Farrell and his team were initially told by the MTR that they couldn’t change the layout of the station, but they successfully convinced the rail operator to build a single grand station hall instead of the discrete entrances common in older MTR stations like Central – “I call them mouseholes,” says Farrell. A large pedestrian-only plaza was designed just outside the station’s main entrance, on the podium deck that served as a new ground level for all of the area’s buildings. “I think people like to go to a station where they can orientate yourself.”
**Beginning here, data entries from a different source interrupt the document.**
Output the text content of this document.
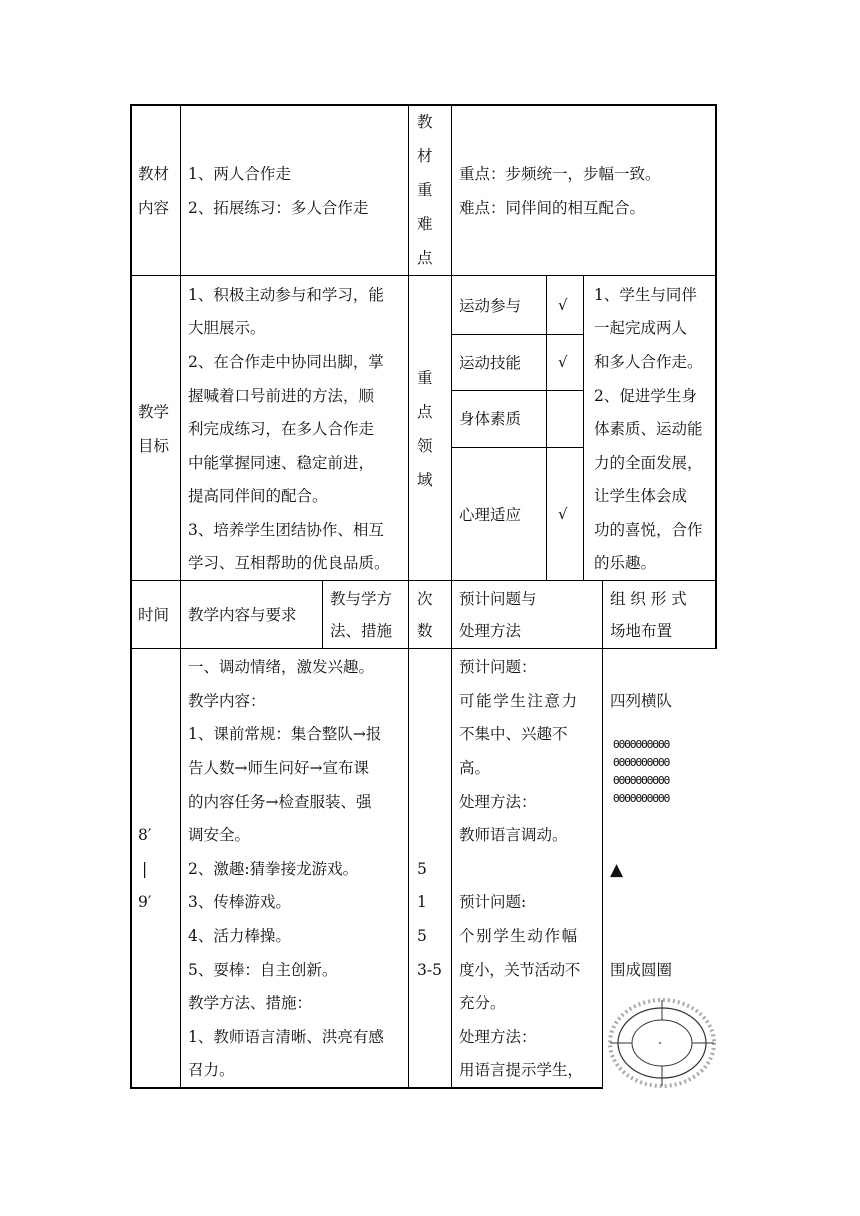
教材
内容
1、两人合作走
2、拓展练习：多人合作走
教
材
重
难
点
重点：步频统一，步幅一致。
难点：同伴间的相互配合。
教学
目标
1、积极主动参与和学习，能
大胆展示。
2、在合作走中协同出脚，掌
握喊着口号前进的方法，顺
利完成练习，在多人合作走
中能掌握同速、稳定前进，
提高同伴间的配合。
3、培养学生团结协作、相互
学习、互相帮助的优良品质。
重
点
领
域
运动参与 √
运动技能 √
身体素质
心理适应 √
1、学生与同伴
一起完成两人
和多人合作走。
2、促进学生身
体素质、运动能
力的全面发展，
让学生体会成
功的喜悦，合作
的乐趣。
时间 教学内容与要求
教与学方
法、措施
次
数
预计问题与
处理方法
组 织 形 式
场地布置
8′
|
9′
一、调动情绪，激发兴趣。
教学内容：
1、课前常规：集合整队→报
告人数→师生问好→宣布课
的内容任务→检查服装、强
调安全。
2、激趣:猜拳接龙游戏。
3、传棒游戏。
4、活力棒操。
5、耍棒：自主创新。
教学方法、措施：
1、教师语言清晰、洪亮有感
召力。
5
1
5
3-5
预计问题：
可能学生注意力
不集中、兴趣不
高。
处理方法：
教师语言调动。
预计问题:
个别学生动作幅
度小，关节活动不
充分。
处理方法：
用语言提示学生，
四列横队
ΘΘΘΘΘΘΘΘΘΘ
ΘΘΘΘΘΘΘΘΘΘ
ΘΘΘΘΘΘΘΘΘΘ
ΘΘΘΘΘΘΘΘΘΘ
▲
围成圆圈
There were compromises, though. Government planners insisted on completely separating vehicular and foot traffic, which created a ground level dominated by access ramps and roadways, while pedestrians are relegated to the Elements shopping mall and the podium deck. “I have reservations about its lack of integration with the urban scene around it, but that had all been predetermined and we couldn’t unravel any aspect of that,” says Farrell.
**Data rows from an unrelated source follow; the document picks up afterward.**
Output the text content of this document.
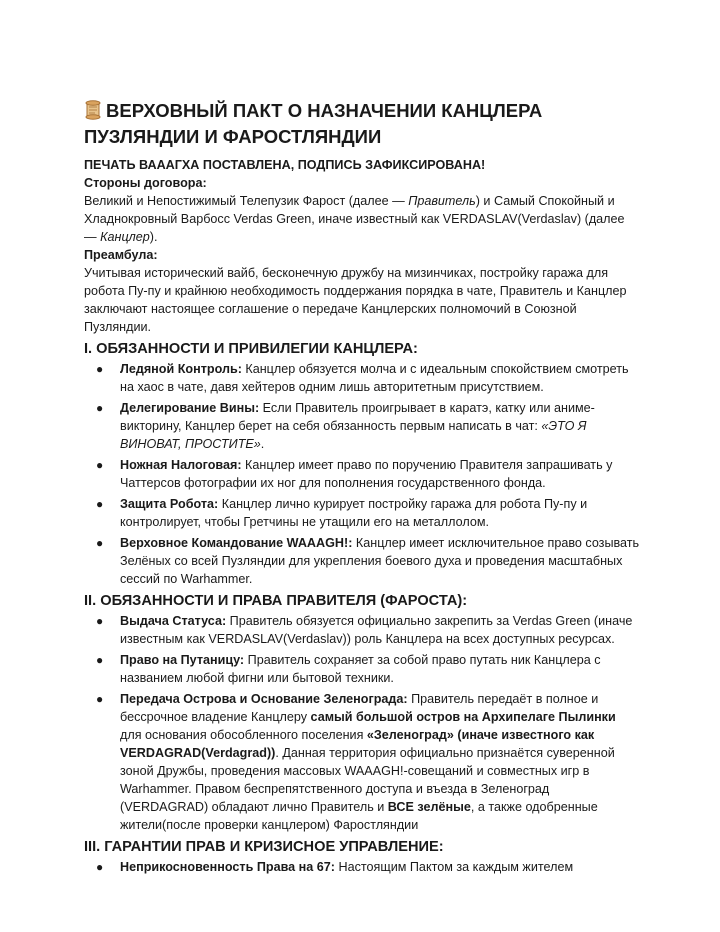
ВЕРХОВНЫЙ ПАКТ О НАЗНАЧЕНИИ КАНЦЛЕРА ПУЗЛЯНДИИ И ФАРОСТЛЯНДИИ

ПЕЧАТЬ ВАААГХА ПОСТАВЛЕНА, ПОДПИСЬ ЗАФИКСИРОВАНА!

Стороны договора:

Великий и Непостижимый Телепузик Фарост (далее — Правитель) и Самый Спокойный и Хладнокровный Варбосс Verdas Green, иначе известный как VERDASLAV(Verdaslav) (далее — Канцлер).

Преамбула:

Учитывая исторический вайб, бесконечную дружбу на мизинчиках, постройку гаража для робота Пу-пу и крайнюю необходимость поддержания порядка в чате, Правитель и Канцлер заключают настоящее соглашение о передаче Канцлерских полномочий в Союзной Пузляндии.

I. ОБЯЗАННОСТИ И ПРИВИЛЕГИИ КАНЦЛЕРА:
● Ледяной Контроль: Канцлер обязуется молча и с идеальным спокойствием смотреть на хаос в чате, давя хейтеров одним лишь авторитетным присутствием.
● Делегирование Вины: Если Правитель проигрывает в каратэ, катку или аниме-викторину, Канцлер берет на себя обязанность первым написать в чат: «ЭТО Я ВИНОВАТ, ПРОСТИТЕ».
● Ножная Налоговая: Канцлер имеет право по поручению Правителя запрашивать у Чаттерсов фотографии их ног для пополнения государственного фонда.
● Защита Робота: Канцлер лично курирует постройку гаража для робота Пу-пу и контролирует, чтобы Гретчины не утащили его на металлолом.
● Верховное Командование WAAAGH!: Канцлер имеет исключительное право созывать Зелёных со всей Пузляндии для укрепления боевого духа и проведения масштабных сессий по Warhammer.
II. ОБЯЗАННОСТИ И ПРАВА ПРАВИТЕЛЯ (ФАРОСТА):
● Выдача Статуса: Правитель обязуется официально закрепить за Verdas Green (иначе известным как VERDASLAV(Verdaslav)) роль Канцлера на всех доступных ресурсах.
● Право на Путаницу: Правитель сохраняет за собой право путать ник Канцлера с названием любой фигни или бытовой техники.
● Передача Острова и Основание Зеленограда: Правитель передаёт в полное и бессрочное владение Канцлеру самый большой остров на Архипелаге Пылинки для основания обособленного поселения «Зеленоград» (иначе известного как VERDAGRAD(Verdagrad)). Данная территория официально признаётся суверенной зоной Дружбы, проведения массовых WAAAGH!-совещаний и совместных игр в Warhammer. Правом беспрепятственного доступа и въезда в Зеленоград (VERDAGRAD) обладают лично Правитель и ВСЕ зелёные, а также одобренные жители(после проверки канцлером) Фаростляндии
III. ГАРАНТИИ ПРАВ И КРИЗИСНОЕ УПРАВЛЕНИЕ:
● Неприкосновенность Права на 67: Настоящим Пактом за каждым жителем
Farrells principal Stefan Krummeck says the mentality that led to those restrictions is slowly starting to shift. “[People] are realising a sterile groundscape is not so good,” he says.

Farrell adds: “In good streets, the streets in Paris, New York, London and the good bits of Hong Kong, you feel a buzz when there is traffic and people together.”

Farrell invests that attitude even in his skyscraper projects. Before working on the 442-metre Kingkey 100 tower in Shenzhen, which was completed in 2011, Farrell had never done much work with high-rises, and he says he still prefers low- and medium-rise buildings. But when it does tackle towers – TFP Farrells is working on several in mainland China – the firm makes a point of integrating them into the city as best they can. “Very few of our towers are standalone,” says Krummeck. “It’s really about creating new neighbourhoods.”

Farrell says one of his favourite projects is New York’s Rockefeller Center, a 1930s mixed-use development that blends high-rises with public plazas, shopping arcades and an underground shopping mall – an Art Deco precursor to the kind of planning and architecture that is now common in Asian cities.

In 2013, Farrell conducted a survey of the United Kingdom’s built environment, leading to a number of recommendations including an “urban room” – a place where citizens can learn about and discuss urban change. “It’s applicable almost everywhere,” he says. That’s what he and his firm hope to achieve with the upcoming exhibition. “We want people to think about how they can make their experience of the urban environment better,” says Krummeck.